Rousseau wendet der Moderne nicht nur als Theoretiker des Staatsrechts den Rücken zu, indem er Repräsentation verbietet und räsonnierende Öffentlichkeit verhindern will. Auch als Gesellschaftstheoretiker erteilt er dem Selbstverständnis der Modernen eine deutliche Absage. Die Abneigung gegen den Fortschritt von Wissenschaft, Technik und die Segnungen der societe commercante gehört von Anfang an zum Repertoire republikanischer Gesellschaftskritik. "Wir haben Physiker, Geometer, Chemiker, Astronomen, Poeten, Herren, Maler; wir haben keine Bürger (citoyens) mehr", heißt es im Diskurs über die Wissenschaften und Künste (1750) in Vorwegnahme des Späteren. Der Gesellschaftsvertrag will deshalb neben Repräsentation auch die Arbeitsteilung und das Systeme des finances aus der Republik verbannen. Wie Sieyes und Constant, die späteren Verfechter des verhaßten Gouvernement representatif, versteht Rousseau die Repräsentation als eine Art der Arbeitsteilung und diese wiederum als eine Art der Repräsentation. Doch gelten ihm beide inventions modernes als Gefahren des Gemeinwesens: wo ihre Einrichtung gefestigt ist, sind die Republikanismuschancen vereitelt. Die douceur du commerce widerspricht der Härte des republikanischen Gesetzes: der Fortschritt der Marktgesellschaft ist nur um den Preis der Republik zu haben. Aus der Perspektive der Republik lassen sich Handel und Markt weder rechts- noch gesellschaftstheoretisch, geschweige denn naturgeschichtlich entschuldigen. Die Verbannung von representation und commerce aus der Republik erfolgt in einem Atemzug. "Die Idee der Repräsentation ist modern. Wir haben sie aus dem Feudalsystem, dieser ungerechten und widersinnigen Regierung, in der die menschliche Art herabgewürdigt und wo das Wort Mensch entehrt wird. In den alten Republiken und selbst in den Monarchien hatte das Volk niemals Repräsentanten; man kannte das Wort gar nicht [...] Ihr, moderne Völker, ihr habt keine Sklaven, aber ihr seid Sklaven, ihr bezahlt deren Freiheit mit der euren" (III 430f.). "Plackerei in Handel und Künsten, gieriges Gewinnstreben, Schlaffheit und Bequemlichkeitsliebe verwandeln die persönlichen Dienste in Geld [...] Gebt Silber, und bald werdet ihr in Fesseln liegen. Das Wort Finanzen ist ein Sklavenwort; im Gemeinwesen ist es unbekannt" (III 428f.).

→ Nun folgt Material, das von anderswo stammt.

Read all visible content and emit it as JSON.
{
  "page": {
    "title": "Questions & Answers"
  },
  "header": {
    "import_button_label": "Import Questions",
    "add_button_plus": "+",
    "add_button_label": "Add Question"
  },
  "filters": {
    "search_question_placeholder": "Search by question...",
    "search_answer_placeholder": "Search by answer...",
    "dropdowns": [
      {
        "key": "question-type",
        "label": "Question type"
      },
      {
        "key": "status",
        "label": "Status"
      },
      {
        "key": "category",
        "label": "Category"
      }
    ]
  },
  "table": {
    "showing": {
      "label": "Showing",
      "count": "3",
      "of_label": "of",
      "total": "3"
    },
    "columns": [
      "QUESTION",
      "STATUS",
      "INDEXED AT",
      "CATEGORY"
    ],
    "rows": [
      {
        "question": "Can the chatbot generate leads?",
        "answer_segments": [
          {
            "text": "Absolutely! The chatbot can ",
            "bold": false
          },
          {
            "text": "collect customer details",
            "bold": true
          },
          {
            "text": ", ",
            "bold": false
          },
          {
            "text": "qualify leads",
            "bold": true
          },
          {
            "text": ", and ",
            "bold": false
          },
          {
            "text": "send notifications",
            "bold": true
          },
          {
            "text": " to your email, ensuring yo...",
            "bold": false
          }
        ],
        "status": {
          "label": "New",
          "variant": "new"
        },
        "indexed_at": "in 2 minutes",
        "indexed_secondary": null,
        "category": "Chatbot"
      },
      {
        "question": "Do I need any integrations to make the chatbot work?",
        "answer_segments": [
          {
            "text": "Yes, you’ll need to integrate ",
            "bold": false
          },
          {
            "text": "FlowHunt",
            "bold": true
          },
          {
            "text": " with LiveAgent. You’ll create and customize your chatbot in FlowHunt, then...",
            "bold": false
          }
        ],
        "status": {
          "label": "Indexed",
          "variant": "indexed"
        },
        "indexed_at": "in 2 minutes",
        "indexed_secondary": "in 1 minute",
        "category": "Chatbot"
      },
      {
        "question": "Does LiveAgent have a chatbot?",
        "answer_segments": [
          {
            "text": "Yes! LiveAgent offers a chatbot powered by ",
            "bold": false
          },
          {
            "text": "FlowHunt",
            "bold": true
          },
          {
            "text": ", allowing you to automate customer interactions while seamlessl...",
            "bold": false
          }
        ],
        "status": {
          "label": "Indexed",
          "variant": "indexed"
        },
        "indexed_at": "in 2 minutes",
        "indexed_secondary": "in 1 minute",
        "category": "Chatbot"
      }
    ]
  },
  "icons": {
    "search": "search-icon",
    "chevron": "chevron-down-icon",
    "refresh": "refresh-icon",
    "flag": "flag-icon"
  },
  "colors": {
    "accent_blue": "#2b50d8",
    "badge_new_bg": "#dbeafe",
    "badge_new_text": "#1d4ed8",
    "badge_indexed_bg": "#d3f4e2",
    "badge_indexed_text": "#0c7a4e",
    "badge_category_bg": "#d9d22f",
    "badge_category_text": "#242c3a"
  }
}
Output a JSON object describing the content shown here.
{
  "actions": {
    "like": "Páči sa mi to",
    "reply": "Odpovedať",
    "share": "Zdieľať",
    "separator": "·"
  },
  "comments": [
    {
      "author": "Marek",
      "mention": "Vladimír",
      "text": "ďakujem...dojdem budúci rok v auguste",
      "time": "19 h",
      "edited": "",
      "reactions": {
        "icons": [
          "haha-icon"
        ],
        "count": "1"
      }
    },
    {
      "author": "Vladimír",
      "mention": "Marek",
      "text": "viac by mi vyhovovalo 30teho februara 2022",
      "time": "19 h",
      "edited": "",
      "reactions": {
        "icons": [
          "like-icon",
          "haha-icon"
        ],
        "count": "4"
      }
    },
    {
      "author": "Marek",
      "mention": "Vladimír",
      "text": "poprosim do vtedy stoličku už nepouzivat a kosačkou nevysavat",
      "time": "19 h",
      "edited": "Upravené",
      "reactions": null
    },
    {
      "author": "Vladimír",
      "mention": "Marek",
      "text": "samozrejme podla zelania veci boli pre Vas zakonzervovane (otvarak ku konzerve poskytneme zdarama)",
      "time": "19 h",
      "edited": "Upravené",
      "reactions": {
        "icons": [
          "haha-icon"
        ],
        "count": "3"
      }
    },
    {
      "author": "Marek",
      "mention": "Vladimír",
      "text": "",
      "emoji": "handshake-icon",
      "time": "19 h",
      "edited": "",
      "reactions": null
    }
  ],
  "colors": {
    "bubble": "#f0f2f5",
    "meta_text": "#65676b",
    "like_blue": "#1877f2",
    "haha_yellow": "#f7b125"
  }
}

Angesichts des rückwärtsgewandten Charakters des Gesellschaftsvertrags mußte sich Rousseau die Erinnerung an die Antike mehrfach aufdrängen (vgl. Leduc-Fayette 1974). Bereits im Diskurs über die Wissenschaften und Künste dient ihm die Figur des antiken Bürgers für seine Gesellschaftskritik, und selbst der Zweite Diskurs kommt bei aller Verschiedenheit der kritischen Absichten positiv auf die Antike zu sprechen. Die römische Republik gilt dort als modele de tous les peuples libres (III 113). Im Gesellschaftsvertrag wird sie von Rousseau wiederholt als Zeuge in eigener Sache aufgerufen. Hier liefert sie - zumindest zu einem bestimmten Augenblick - den geschichtlichen Beweis für die Möglichkeit der Republik. Der Blick zurück soll den Zweifel an einer republikanischen Zukunft zerstreuen: De l'existant au possible! "Betrachten wir aufgrund dessen, was geschehen ist, das, was geschehen kann; ich will nicht von den griechischen Republiken der Antike reden, aber die römische Republik war, scheint mir, ein großer Staat und die Stadt Rom eine große Stadt [...] Welche unvorstellbare Schwierigkeit, das riesige Volk aus der Hauptstadt und ihrer Umgebung häufig zu versammeln. Dabei verging kaum eine Woche, in der das Volk von Rom nicht versammelt wurde, und sogar mehrmals [...] diese eine unumstößliche Tatsache ist die Antwort auf alle Schwierigkeiten. Der Schluß vom Wirklichen auf das Mögliche erscheint mir gut" (III 425f.).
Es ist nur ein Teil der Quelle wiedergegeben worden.